WordPress.org

Make WordPress Core

Opened 15 months ago

Closed 9 months ago

Last modified 9 months ago

#35381 closed defect (bug) (fixed)

Introduce `WP_Term_Query`

Reported by: boonebgorges Owned by:
Milestone: 4.6 Priority: normal
Severity: normal Version:
Component: Taxonomy Keywords: has-patch needs-testing
Focuses: Cc:

Description

WP_Query, WP_User_Query, and WP_Comment_Query parallel each other in a few ways that make them easier to maintain, easier to enhance, and easier for developers to use. At some point in the future - say, when WP can start using PHP traits - we may actually be able to abstract out some of the shared functionality. (RIP WP_Object_Query.)

In the meantime, get_terms() is the black sheep of the family. The more we add onto it, the harder it gets to maintain. See eg #34996. Let's impose some structure on it, so that it looks and feels more like our other object query classes.

Attachments (5)

35381.diff (50.2 KB) - added by flixos90 11 months ago.
WP_Term_Query class
35381.2.diff (48.1 KB) - added by boonebgorges 10 months ago.
35381.3.patch (711 bytes) - added by spacedmonkey 10 months ago.
35381.3.diff (2.4 KB) - added by boonebgorges 10 months ago.
term_id.patch (945 bytes) - added by spacedmonkey 10 months ago.
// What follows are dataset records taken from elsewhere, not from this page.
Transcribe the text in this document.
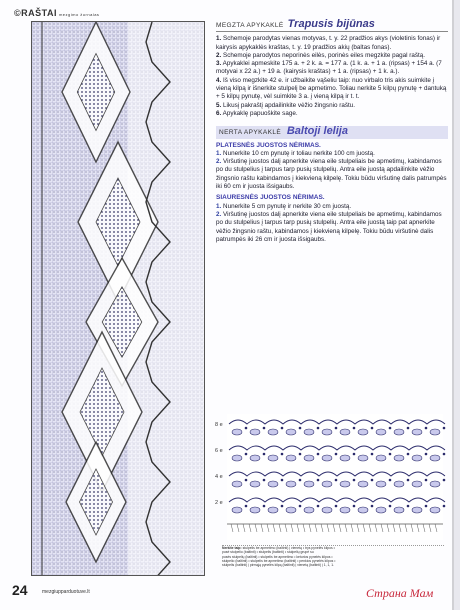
©RAŠTAI mezgimo žurnalas
MEGZTA APYKAKLĖ Trapusis bijūnas
1. Schemoje parodytas vienas motyvas, t. y. 22 pradžios akys (violetinis fonas) ir kairysis apykaklės kraštas, t. y. 19 pradžios akių (baltas fonas).
2. Schemoje parodytos neporinės eilės, porinės eiles megzkite pagal raštą.
3. Apykaklei apmeskite 175 a. + 2 k. a. = 177 a. (1 k. a. + 1 a. (ripsas) + 154 a. (7 motyvai x 22 a.) + 19 a. (kairysis kraštas) + 1 a. (ripsas) + 1 k. a.).
4. Iš viso megzkite 42 e. ir užbaikite vąšeliu taip: nuo virbalo tris akis suimkite į vieną kilpą ir išnerkite stulpelį be apmetimo. Toliau nerkite 5 kilpų pynutę + dantuką + 5 kilpų pynutę, vėl suimkite 3 a. į vieną kilpą ir t. t.
5. Likusį pakraštį apdailinkite vėžio žingsnio raštu.
6. Apykaklę papuoškite sage.
NERTA APYKAKLĖ Baltoji lelija
PLATESNĖS JUOSTOS NĖRIMAS.
1. Nunerkite 10 cm pynutę ir toliau nerkite 100 cm juostą.
2. Viršutinę juostos dalį apnerkite viena eile stulpeliais be apmetimų, kabindamos po du stulpelius į tarpus tarp pusių stulpelių. Antra eile juostą apdailinkite vėžio žingsnio raštu kabindamos į kiekvieną kilpelę. Tokiu būdu viršutinę dalis patrumpės iki 60 cm ir juosta išsigaubs.
SIAURESNĖS JUOSTOS NĖRIMAS.
1. Nunerkite 5 cm pynutę ir nerkite 30 cm juostą.
2. Viršutinę juostos dalį apnerkite viena eile stulpeliais be apmetimų, kabindamos po du stulpelius į tarpus tarp pusių stulpelių. Antra eile juostą taip pat apnerkite vėžio žingsnio raštu, kabindamos į kiekvieną kilpelę. Tokiu būdu viršutinė dalis patrumpės iki 26 cm ir juosta išsigaubs.
8 e
6 e
4 e
2 e
Nerkite taip: stulpelis be apmetimo (baltinti) į vienetą • trys pynelės kilpos •
pusė stulpelio (baltinti) • stulpelis (baltinti) • stulpelių grupė su
pusės stulpelių (baltinti) • stulpelis be apmetimo • keturios pynelės kilpos •
stulpelio (baltinti) • stulpelis be apmetimo (baltinti) • penkios pynelės kilpos •
stulpelis (baltinti) į pirmąją pynelės kilpą (baltinti) į vienetą (baltinti) į 1, 1, 1.
24	mezgiupparduotuve.lt	Страна Мам
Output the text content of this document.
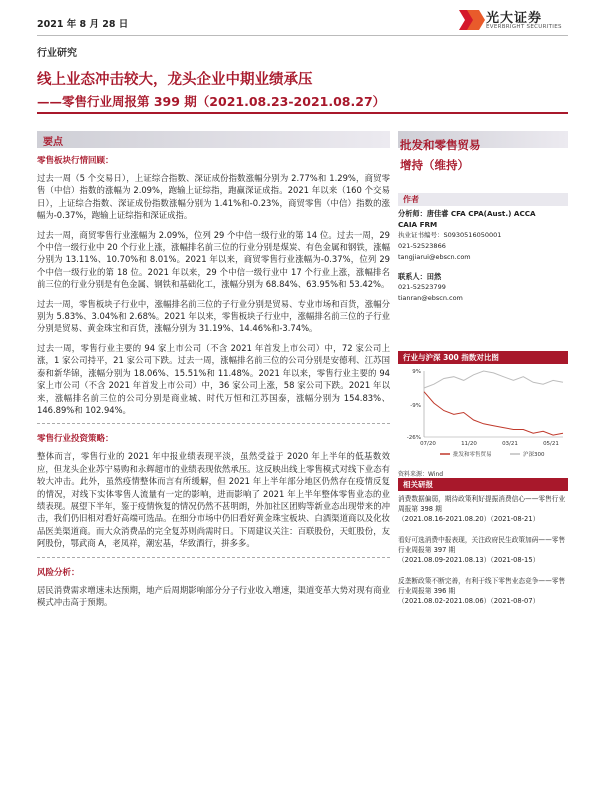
2021 年 8 月 28 日	光大证券
EVERBRIGHT SECURITIES
行业研究
线上业态冲击较大，龙头企业中期业绩承压
——零售行业周报第 399 期（2021.08.23-2021.08.27）
要点
零售板块行情回顾：
过去一周（5 个交易日），上证综合指数、深证成份指数涨幅分别为 2.77%和 1.29%，商贸零售（中信）指数的涨幅为 2.09%，跑输上证综指，跑赢深证成指。2021 年以来（160 个交易日），上证综合指数、深证成份指数涨幅分别为 1.41%和-0.23%，商贸零售（中信）指数的涨幅为-0.37%，跑输上证综指和深证成指。
过去一周，商贸零售行业涨幅为 2.09%，位列 29 个中信一级行业的第 14 位。过去一周，29 个中信一级行业中 20 个行业上涨，涨幅排名前三位的行业分别是煤炭、有色金属和钢铁，涨幅分别为 13.11%、10.70%和 8.01%。2021 年以来，商贸零售行业涨幅为-0.37%，位列 29 个中信一级行业的第 18 位。2021 年以来，29 个中信一级行业中 17 个行业上涨，涨幅排名前三位的行业分别是有色金属、钢铁和基础化工，涨幅分别为 68.84%、63.95%和 53.42%。
过去一周，零售板块子行业中，涨幅排名前三位的子行业分别是贸易、专业市场和百货，涨幅分别为 5.83%、3.04%和 2.68%。2021 年以来，零售板块子行业中，涨幅排名前三位的子行业分别是贸易、黄金珠宝和百货，涨幅分别为 31.19%、14.46%和-3.74%。
过去一周，零售行业主要的 94 家上市公司（不含 2021 年首发上市公司）中，72 家公司上涨，1 家公司持平，21 家公司下跌。过去一周，涨幅排名前三位的公司分别是安德利、江苏国泰和新华锦，涨幅分别为 18.06%、15.51%和 11.48%。2021 年以来，零售行业主要的 94 家上市公司（不含 2021 年首发上市公司）中，36 家公司上涨，58 家公司下跌。2021 年以来，涨幅排名前三位的公司分别是商业城、时代万恒和江苏国泰，涨幅分别为 154.83%、146.89%和 102.94%。
零售行业投资策略：
整体而言，零售行业的 2021 年中报业绩表现平淡，虽然受益于 2020 年上半年的低基数效应，但龙头企业苏宁易购和永辉超市的业绩表现依然承压。这反映出线上零售模式对线下业态有较大冲击。此外，虽然疫情整体而言有所缓解，但 2021 年上半年部分地区仍然存在疫情反复的情况，对线下实体零售人流量有一定的影响，进而影响了 2021 年上半年整体零售业态的业绩表现。展望下半年，鉴于疫情恢复的情况仍然不甚明朗，外加社区团购等新业态出现带来的冲击，我们仍旧相对看好高端可选品。在细分市场中仍旧看好黄金珠宝板块、白酒渠道商以及化妆品医美渠道商。而大众消费品的完全复苏则尚需时日。下周建议关注：百联股份，天虹股份，友阿股份，鄂武商 A，老凤祥，潮宏基，华致酒行，拼多多。
风险分析：
居民消费需求增速未达预期，地产后周期影响部分分子行业收入增速，渠道变革大势对现有商业模式冲击高于预期。
批发和零售贸易
增持（维持）
作者
分析师：唐佳睿 CFA CPA(Aust.) ACCA
CAIA FRM
执业证书编号：S0930516050001
021-52523866
tangjiarui@ebscn.com
联系人：田然
021-52523799
tianran@ebscn.com
行业与沪深 300 指数对比图
9%
-9%
-26%
07/20	11/20	03/21	05/21
批发和零售贸易	沪深300
资料来源：Wind
相关研报
消费数据偏弱，期待政策利好提振消费信心——零售行业周报第 398 期
（2021.08.16-2021.08.20）（2021-08-21）
看好可选消费中报表现，关注政府民生政策加码——零售行业周报第 397 期
（2021.08.09-2021.08.13）（2021-08-15）
反垄断政策不断完善，有利于线下零售业态竞争——零售行业周报第 396 期
（2021.08.02-2021.08.06）（2021-08-07）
Download all attachments as: .zip

Change History (40)

#1 @spacedmonkey
11 months ago

Massive +1 to this. There are so many term based uncached functions (https://vip.wordpress.com/documentation/caching/uncached-functions/). It would be a massive performance win, not to mention it would be clear code.

#2 @flixos90
11 months ago

I just finished working on an initial approach for the class. Will post this a little later tonight with some notes.

@flixos90
11 months ago

WP_Term_Query class

#3 @flixos90
11 months ago

  • Keywords has-patch needs-testing dev-feedback added; needs-patch removed

35381.diff is a first take on this class. I used a similar approach like the one we have been using for other more recent query classes (like WP_Comment_Query and now WP_Site_Query) where the main query only queries IDs and then uses get_term() to get objects. My goal for this first patch was to mimic the functionality of the get_terms() function. In a later iteration the class should also be able to be used by wp_get_object_terms() - it isn't yet, but this is just a note to keep in mind for further enhancement.
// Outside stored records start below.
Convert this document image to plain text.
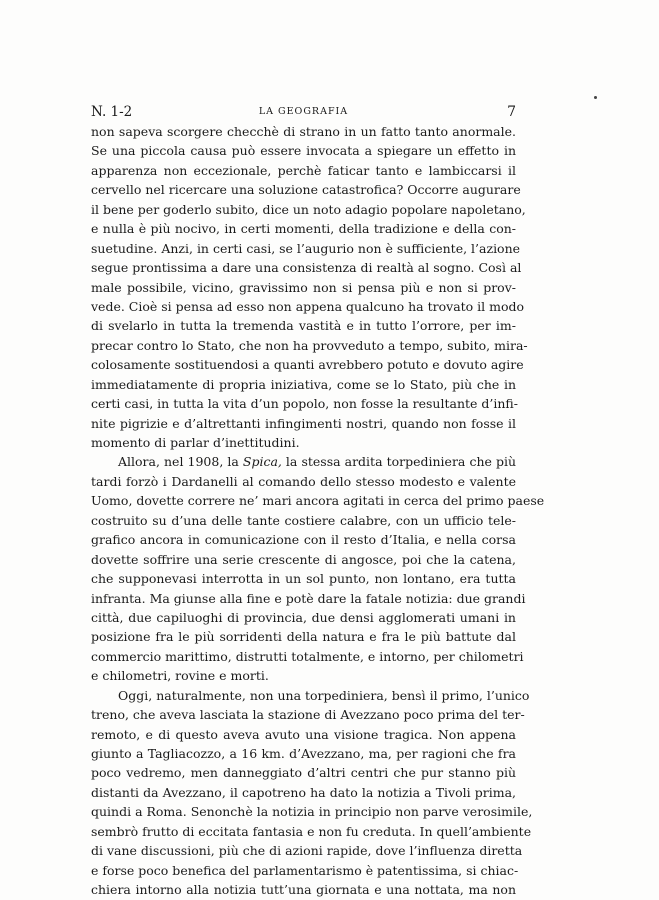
N. 1-2	LA GEOGRAFIA	7
non sapeva scorgere checchè di strano in un fatto tanto anormale.
Se una piccola causa può essere invocata a spiegare un effetto in
apparenza non eccezionale, perchè faticar tanto e lambiccarsi il
cervello nel ricercare una soluzione catastrofica? Occorre augurare
il bene per goderlo subito, dice un noto adagio popolare napoletano,
e nulla è più nocivo, in certi momenti, della tradizione e della con-
suetudine. Anzi, in certi casi, se l’augurio non è sufficiente, l’azione
segue prontissima a dare una consistenza di realtà al sogno. Così al
male possibile, vicino, gravissimo non si pensa più e non si prov-
vede. Cioè si pensa ad esso non appena qualcuno ha trovato il modo
di svelarlo in tutta la tremenda vastità e in tutto l’orrore, per im-
precar contro lo Stato, che non ha provveduto a tempo, subito, mira-
colosamente sostituendosi a quanti avrebbero potuto e dovuto agire
immediatamente di propria iniziativa, come se lo Stato, più che in
certi casi, in tutta la vita d’un popolo, non fosse la resultante d’infi-
nite pigrizie e d’altrettanti infingimenti nostri, quando non fosse il
momento di parlar d’inettitudini.
Allora, nel 1908, la Spica, la stessa ardita torpediniera che più
tardi forzò i Dardanelli al comando dello stesso modesto e valente
Uomo, dovette correre ne’ mari ancora agitati in cerca del primo paese
costruito su d’una delle tante costiere calabre, con un ufficio tele-
grafico ancora in comunicazione con il resto d’Italia, e nella corsa
dovette soffrire una serie crescente di angosce, poi che la catena,
che supponevasi interrotta in un sol punto, non lontano, era tutta
infranta. Ma giunse alla fine e potè dare la fatale notizia: due grandi
città, due capiluoghi di provincia, due densi agglomerati umani in
posizione fra le più sorridenti della natura e fra le più battute dal
commercio marittimo, distrutti totalmente, e intorno, per chilometri
e chilometri, rovine e morti.
Oggi, naturalmente, non una torpediniera, bensì il primo, l’unico
treno, che aveva lasciata la stazione di Avezzano poco prima del ter-
remoto, e di questo aveva avuto una visione tragica. Non appena
giunto a Tagliacozzo, a 16 km. d’Avezzano, ma, per ragioni che fra
poco vedremo, men danneggiato d’altri centri che pur stanno più
distanti da Avezzano, il capotreno ha dato la notizia a Tivoli prima,
quindi a Roma. Senonchè la notizia in principio non parve verosimile,
sembrò frutto di eccitata fantasia e non fu creduta. In quell’ambiente
di vane discussioni, più che di azioni rapide, dove l’influenza diretta
e forse poco benefica del parlamentarismo è patentissima, si chiac-
chiera intorno alla notizia tutt’una giornata e una nottata, ma non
Some details about the implementation:

  • Backwards compatibility is a major issue here: there were a number of filters in get_terms() that I have now moved into the class while also adding the usual actions and filters that we have in other query classes. My tests so far worked fine, but we should have a detailed look at all the filters and whether they work as intended. I also added a $suppress_filters argument which should probably (when active) disable more filters than it currently does in this implementation.
  • I left the check whether a taxonomy exists (possibly throws WP_Error) and whether there is a hierarchical taxonomy in get_terms(). I think both of them are not explicitly required to run for any term query.
  • I found a bug that is possible to happen even in current versions of WordPress. In version 4.5 we allowed to query terms of any taxonomy - in this case the $taxonomy argument is null. However there are multiple occassions where it is assumed to be an array. In all cases of a foreach loop, I added a check whether $taxonomy is a trueish value (in this case it's always an array). At one point there is a reset() call which obviously will throw a notice at this point if $taxonomy is null. Try the following query for example: get_terms( array( 'name' => 'uncategorized' ) ). We should remove the requirement for passing a taxonomy for other functions (since it's no longer necessary in a lot of cases since term splitting) - for this particular notice, we need to see if we can adjust sanitize_term_field(). Btw, this also makes the documentation slightly incorrect where $taxonomy is stated to always be an array.
  • Besides the $suppress_filters argument, I also added a no_found_rows argument (similar to other query classes) and a $count argument. The latter is already present through $fields = 'count', but I thought we could standardize it, similar to the other query classes. It's a duplicate though, so if that is an issue, maybe we can deprecate $fields = 'count' - or otherwise get rid of $count again if there's no other way.
  • Another problem in my opinion is the get_terms_fields filter. Since this class always queries for IDs (or a count), using the get_terms_fields filter to modify the requested fields in any way will most probably mess up the query - it's basically not of any use at this point. I wonder if we can deprecate/drop it - it does not affect what the query returns anyway with this implementation.
  • I added a private _prime_term_caches() function, similar like we have for posts and comments. This function is used internally by the query class.
Last edited 11 months ago by flixos90 (previous) (diff)

#4 @spacedmonkey
11 months ago

I have been reviewing performance in the WordPress core and noticed that all the terms functions are the worst performing in my tests. All of the terms functions performance a high number sql queries (with joins) and there is no consistent caching method. Many of these functions do not cache at all. I have done a quick search of the code base of functions what query the terms table. Perhaps the internals of these functions can be replaced to use WP_Term_Query. I have ordered this list in order likelyhood they could implement WP_Term_Query.

get_terms
get_term_by
term_exists
wp_get_object_terms
wp_unique_term_slug
_split_shared_term
wp_insert_term
global_terms

Like the WP_Site_Query ticket, the patches should be broken up two. One for the class and the other for the implementation. Otherwise, good work @flixos90

#5 @boonebgorges
11 months ago

@spacedmonkey I agree that it makes sense to move toward centralizing term-related queries, yes. Let's not do that in this specific ticket, but let's keep it in mind to make sure that the architectural decisions made here don't preclude the kind of improvements you're talking about.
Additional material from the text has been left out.